Büyükelçi Ali Sait Akın, yaklaşık 6 ay evvel Dışişleri Bakanlığı’nca Güneydoğu Asya ülkesi Myanmar Birliği Cumhuriyeti Büyükelçiliği’ne atandı. Ülkede devam eden iç karışıklık nedeniyle büyükelçi değişikliği yapılamayınca Akın da vazifesine başlayamadı. Akın, bir müddetliğine geldiği memleketi Rize’nin Hemşin ilçesi Çamlıtepe köyünde annesi ve babası ile kalıyor. Ülkeye gideceği günü bekleyen Akın, bağ ve bahçe işleri ile uğraşıyor, etraf düzenliyor, heyelanlara karşı su yollarını açıyor.
‘SEL VE HEYELANLARA KARŞI ÖNLEM ALMALIYIZ’
Myanmar’daki iç karışıklıklar münasebetiyle bu etapta misyona başlamasının uygun görülmediğini kaydeden Büyükelçi Ali Sait Akın, bir müddetliğine köyüne geldiğini söyledi. Bağ ve bahçe ile etraf düzenlemelerinde anne ve babasına yardım ettiğini söyleyen Akın, “Buradaki iklim çok yağışlı ve arazi eğimli. Son periyotta daima sel afetleri oluyor. Burada arazi tehlikeye girdi ve birkaç defa meskenlerimizi tahliye ettik. Bu yüzden sel sularının yere akmaması, meskenlerin çatı sularının ırmaklara kavuşturulması çok kıymetli. Benim de konutun ardını sağlamlaştırmak üzere birtakım projelerim vardı. Su kanalları açtım, duvarların altında bostanlar vardı, onları söküp yeniledim. Boş vakitlerde çalışıp sel, heyelanlar için önlem almalıyız. Evvelden dedelerimiz bu işleri yapar, su kanallarını açardı. Biz de yapalım” dedi.
Bağ- bahçe işlerine artık dikkat edilmediğini dile getiren Akın, “İnsanlar artık bu memlekette göçer vaziyette yaşıyor. Kışın gidiyorlar, yazın 3-5 ay geliyorlar. Münasebetiyle bu işlere vakit ayıramıyorlar. Arazinin eğimli, yağmurun da çok olmasından ötürü bu durum da tehlike oluşturuyor. Bu düzenlemeler yapılmalı. Herkes dikkat etmeli ve önlemini almalı yoksa sel olduğunda sıkışıp kalıyoruz” diye konuştu.
‘KÖYDEKİ ÇİFTÇİLİK İŞLERİ İHMAL EDİLİYOR’

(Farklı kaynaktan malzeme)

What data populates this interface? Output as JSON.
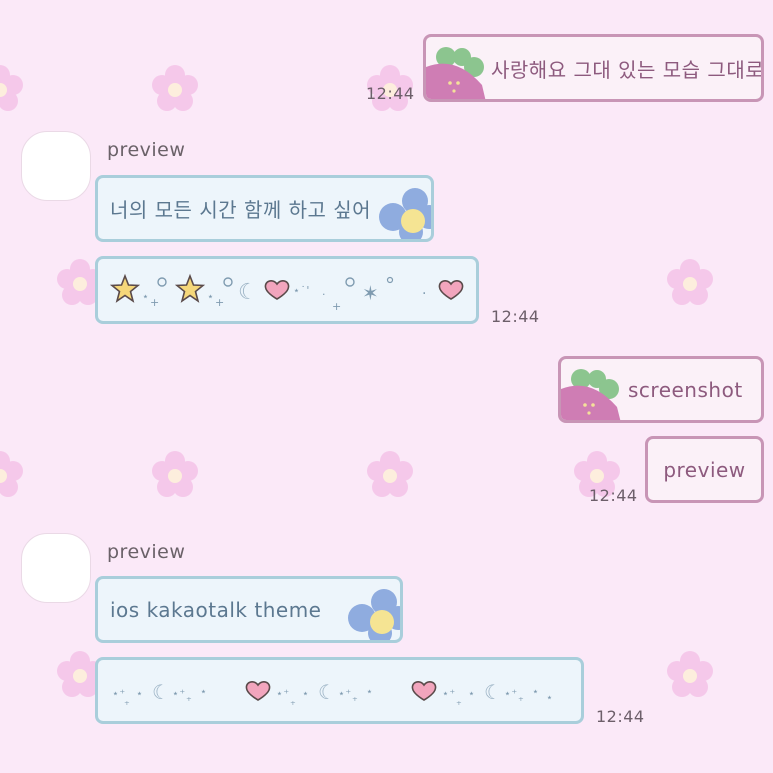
{
  "theme": {
    "background": "#fbe9f8",
    "outgoing_border": "#c895b6",
    "outgoing_fill": "#fbf1f8",
    "outgoing_text": "#8d5a7e",
    "incoming_border": "#a9cedb",
    "incoming_fill": "#edf5fb",
    "incoming_text": "#5c7890",
    "background_flower_color": "#f5c8ea"
  },
  "chat": {
    "message_1": {
      "text": "사랑해요 그대 있는 모습 그대로",
      "time": "12:44",
      "direction": "outgoing",
      "decoration": "pink-flower-icon"
    },
    "group_1": {
      "sender": "preview",
      "message_1": {
        "text": "너의 모든 시간 함께 하고 싶어",
        "decoration": "blue-flower-icon"
      },
      "message_2": {
        "symbols": "star, moon, heart, sparkle, asterisk, heart",
        "time": "12:44"
      }
    },
    "message_2": {
      "text": "screenshot",
      "direction": "outgoing",
      "decoration": "pink-flower-icon"
    },
    "message_3": {
      "text": "preview",
      "time": "12:44",
      "direction": "outgoing"
    },
    "group_2": {
      "sender": "preview",
      "message_1": {
        "text": "ios kakaotalk theme",
        "decoration": "blue-flower-icon"
      },
      "message_2": {
        "symbols": "sparkles, moon, heart (repeated)",
        "time": "12:44"
      }
    }
  }
}
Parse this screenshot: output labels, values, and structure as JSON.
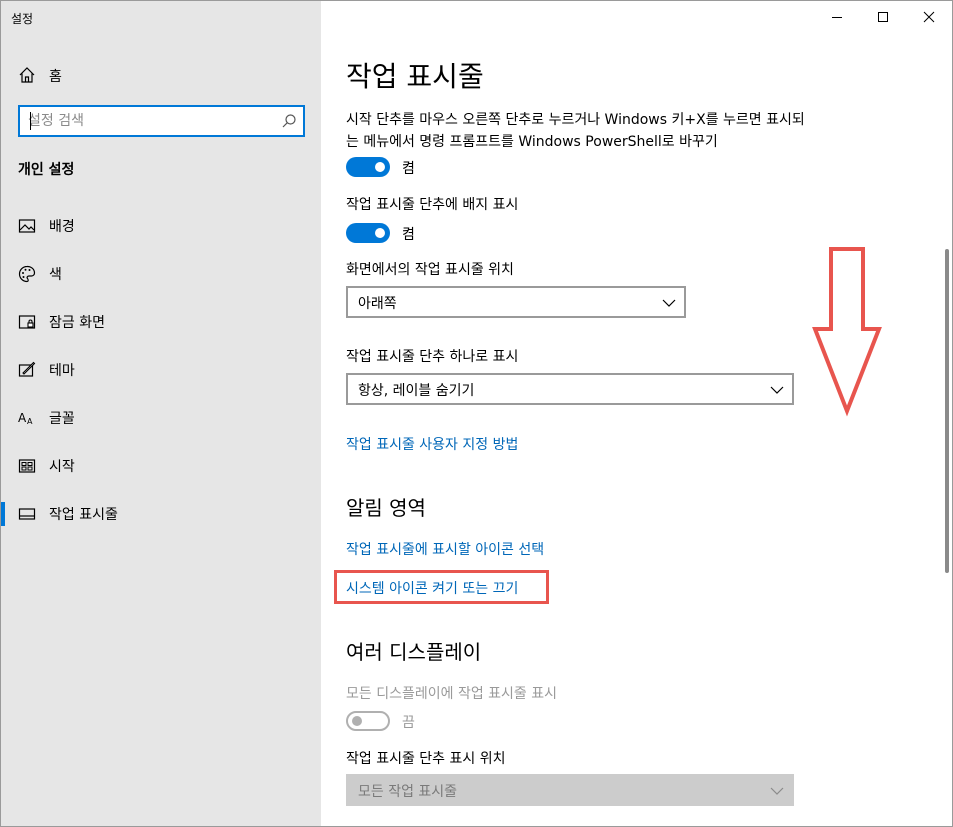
{
  "window": {
    "app_title": "설정"
  },
  "sidebar": {
    "home": {
      "label": "홈",
      "icon": "home-icon"
    },
    "search": {
      "placeholder": "설정 검색",
      "icon": "search-icon"
    },
    "section_heading": "개인 설정",
    "items": [
      {
        "label": "배경",
        "icon": "picture-icon",
        "active": false
      },
      {
        "label": "색",
        "icon": "palette-icon",
        "active": false
      },
      {
        "label": "잠금 화면",
        "icon": "lock-screen-icon",
        "active": false
      },
      {
        "label": "테마",
        "icon": "theme-icon",
        "active": false
      },
      {
        "label": "글꼴",
        "icon": "font-icon",
        "active": false
      },
      {
        "label": "시작",
        "icon": "start-icon",
        "active": false
      },
      {
        "label": "작업 표시줄",
        "icon": "taskbar-icon",
        "active": true
      }
    ],
    "accent_color": "#0078d7"
  },
  "main": {
    "title": "작업 표시줄",
    "powershell_setting": {
      "description": "시작 단추를 마우스 오른쪽 단추로 누르거나 Windows 키+X를 누르면 표시되는 메뉴에서 명령 프롬프트를 Windows PowerShell로 바꾸기",
      "toggle_state": "켬",
      "on": true
    },
    "badge_setting": {
      "label": "작업 표시줄 단추에 배지 표시",
      "toggle_state": "켬",
      "on": true
    },
    "location_setting": {
      "label": "화면에서의 작업 표시줄 위치",
      "selected": "아래쪽"
    },
    "combine_setting": {
      "label": "작업 표시줄 단추 하나로 표시",
      "selected": "항상, 레이블 숨기기"
    },
    "customize_link": "작업 표시줄 사용자 지정 방법",
    "notification_area": {
      "heading": "알림 영역",
      "link1": "작업 표시줄에 표시할 아이콘 선택",
      "link2": "시스템 아이콘 켜기 또는 끄기"
    },
    "multiple_displays": {
      "heading": "여러 디스플레이",
      "show_all_label": "모든 디스플레이에 작업 표시줄 표시",
      "toggle_state": "끔",
      "on": false,
      "buttons_label": "작업 표시줄 단추 표시 위치",
      "buttons_selected": "모든 작업 표시줄"
    },
    "link_color": "#0067b8",
    "annotation_color": "#e8554e"
  }
}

Hemşin’in klâsik hayatını, ucundan da olsa yakaladığını lakin eski ömür şeklinin artık kalmadığını belirten Akın “Ben yaşım itibarıyla Hemşin’in temel klâsik hayatını, çaydan evvelki periyodu ucundan da olsa yakaladım. Çayla birçok şey değişti. Çay gelmeden evvel bütün bahçelere mısır ekilirdi. Sonradan çayın gelmesiyle ve çay tarımının daha kolay, gelirinin daha düzgün olmasıyla tüm mısır bahçelerine çay ekildi. Eski klasik Hemşin hayatını biliyorum ve özlüyorum. Biz bahçenin tamamı çay tarımı yapmadık, bir kısmını mısır ekerek bıraktık ve bu biçimde kıymetlendiriyoruz. Artık gördüğüm kadarıyla köylerde çalışan kalmadı. Çayı da dışarıdan günlükçü tutup onlara toplattırıyorlar. Köydeki çiftçilik işleri ihmal ediliyor. Burası evvelden büyük bir köydü, herkesin hayvanı vardı. Şu an köylerde eski üretim kalmadı. Hasebiyle eski hayat üslubu da artık kalmadı, diyebilirim” dedi.
Doğal yaşama yöneliş olduğuna da değinen Ali Sait Akın, “Pandemiden öncesini de ele alırsak ‘doğal ömür’ ismi altında bir köylerin tanınan olması durumu var. Münasebetiyle pandemiden evvel de buralardan giden insanların memlekete daha sık geldiğine şahit olmaya başladık. Bu süreçte de beşerler burada kalıp, kendilerini daha hür ve rahat buldular. Öbür ülkelerde de doğal yaşama bir yöneliş var hatta Avrupa’da batıda bahçecilik, küçük de olsa bostancılık yapılıyor ve beğeni alıyor. Biz bu işleri daima yapıyorduk ve bu kadar tanınan değildi. Artık kıymeti arttı. Buralarda daha sağlıklı, doğal üretim yapılabilir ve daha zevkli yaşanabilir. Bunun için daha çok çalışmak vakit harcamak gerekiyor” diye konuştu.